Gerald Clayton Announces Second Blue Note Album, ‘Bells On Sand’
Featuring contributions from saxophonist Charles Lloyd, the new record will be released April 1 on vinyl, CD, and digital formats.
Grammy-nominated pianist Gerald Clayton returns with Bells On Sand, his ravishing second album for Blue Note Records, which will be released April 1 on vinyl, CD, and digital formats. Clayton has shared the album’s first track, “Water’s Edge”, which you can check out below.
The album explores the impact and abstraction of time over eleven tracks of fresh orchestration and original music with contributions from mentor Charles Lloyd on saxophone, father John Clayton on bass, longtime friend and peer Justin Brown on drums, and new collaborator MARO on vocals.
“Each musician on the record represents a different aspect of the axis of time and its shifting sands,” says the acclaimed pianist-composer.
“My father and Charles Lloyd, who has been a mentor figure to me, reflect new permutations of my past, and the lineage of elders who have shaped my development; Justin Brown, being my contemporary and musical brother, represents my present; and MARO represents the future—she is part of the next generation, and points to a brand new collaboration.”

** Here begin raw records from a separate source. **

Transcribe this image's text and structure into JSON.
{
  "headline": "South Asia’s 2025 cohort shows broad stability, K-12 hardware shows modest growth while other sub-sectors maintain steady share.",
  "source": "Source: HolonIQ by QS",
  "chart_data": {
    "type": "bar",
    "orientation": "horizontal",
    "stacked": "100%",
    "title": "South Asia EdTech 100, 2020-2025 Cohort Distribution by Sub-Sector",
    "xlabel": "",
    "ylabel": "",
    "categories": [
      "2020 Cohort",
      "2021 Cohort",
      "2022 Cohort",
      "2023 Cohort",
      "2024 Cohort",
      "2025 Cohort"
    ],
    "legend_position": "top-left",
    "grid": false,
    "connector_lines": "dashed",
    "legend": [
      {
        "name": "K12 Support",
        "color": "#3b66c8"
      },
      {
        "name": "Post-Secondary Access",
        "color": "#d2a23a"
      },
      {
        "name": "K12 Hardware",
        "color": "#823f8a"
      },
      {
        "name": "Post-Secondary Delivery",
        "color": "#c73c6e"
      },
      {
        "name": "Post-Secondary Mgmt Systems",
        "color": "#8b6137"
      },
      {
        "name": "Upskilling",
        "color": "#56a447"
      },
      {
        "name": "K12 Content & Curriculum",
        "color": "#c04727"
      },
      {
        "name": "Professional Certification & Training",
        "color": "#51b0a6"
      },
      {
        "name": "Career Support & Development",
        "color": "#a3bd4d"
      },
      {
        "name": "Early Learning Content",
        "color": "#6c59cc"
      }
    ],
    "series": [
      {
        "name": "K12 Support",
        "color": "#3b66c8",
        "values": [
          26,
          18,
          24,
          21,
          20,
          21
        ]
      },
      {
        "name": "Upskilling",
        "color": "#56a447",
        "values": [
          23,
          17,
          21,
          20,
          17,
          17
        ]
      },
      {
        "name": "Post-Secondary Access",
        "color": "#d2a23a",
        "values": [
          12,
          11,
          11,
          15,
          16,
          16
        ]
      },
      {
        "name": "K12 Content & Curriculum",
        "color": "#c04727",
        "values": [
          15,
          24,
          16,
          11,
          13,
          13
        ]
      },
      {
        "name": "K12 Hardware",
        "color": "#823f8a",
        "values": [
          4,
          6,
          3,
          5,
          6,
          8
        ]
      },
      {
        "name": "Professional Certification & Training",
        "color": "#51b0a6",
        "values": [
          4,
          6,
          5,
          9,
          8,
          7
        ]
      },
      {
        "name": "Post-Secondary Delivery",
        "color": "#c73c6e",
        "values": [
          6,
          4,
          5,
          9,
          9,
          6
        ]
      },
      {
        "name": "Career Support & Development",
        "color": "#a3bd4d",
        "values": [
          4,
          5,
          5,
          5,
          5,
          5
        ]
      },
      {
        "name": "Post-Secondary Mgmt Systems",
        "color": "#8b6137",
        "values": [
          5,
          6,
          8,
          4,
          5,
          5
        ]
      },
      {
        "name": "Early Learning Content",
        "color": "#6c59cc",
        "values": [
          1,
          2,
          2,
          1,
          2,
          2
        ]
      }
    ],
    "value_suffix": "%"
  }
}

Unadorned intimacy shapes the music. Gerald Clayton’s desire to share more of himself with listeners and fellow artists wields heady influence over his musical choices and his thoughtful curation of the entire album. But most striking is his ability to create quiet chambers for all four artists to be themselves. Bells On Sand opens in pensive resonance with “Water’s Edge.” The slow-peeling composition first spotlights Clayton’s relationship with John’s arco, tapered and doleful, before Brown transforms the duo into a trio.
“By the water, I experienced subtle environmental shifts,” he says. “Songs I would sing, play or write were but an expression of a particular shape in the sand at that moment. Any meaning behind what I created came from viewing that creation over a temporal landscape. A song felt a certain way on a certain day, and the next day would feel and function completely differently.”
“I hope these reflections encourage people to step back and recognize that our testaments—songs, stories, intentions—lay atop an ever-shifting landscape,” says Clayton.
“To look at things from this zoomed-out perspective might allow for a union between past, present, and future. It might allow us to embrace the totality of our life experience. That we may consider the lessons from our past when living the present moment in a way that serves the future.”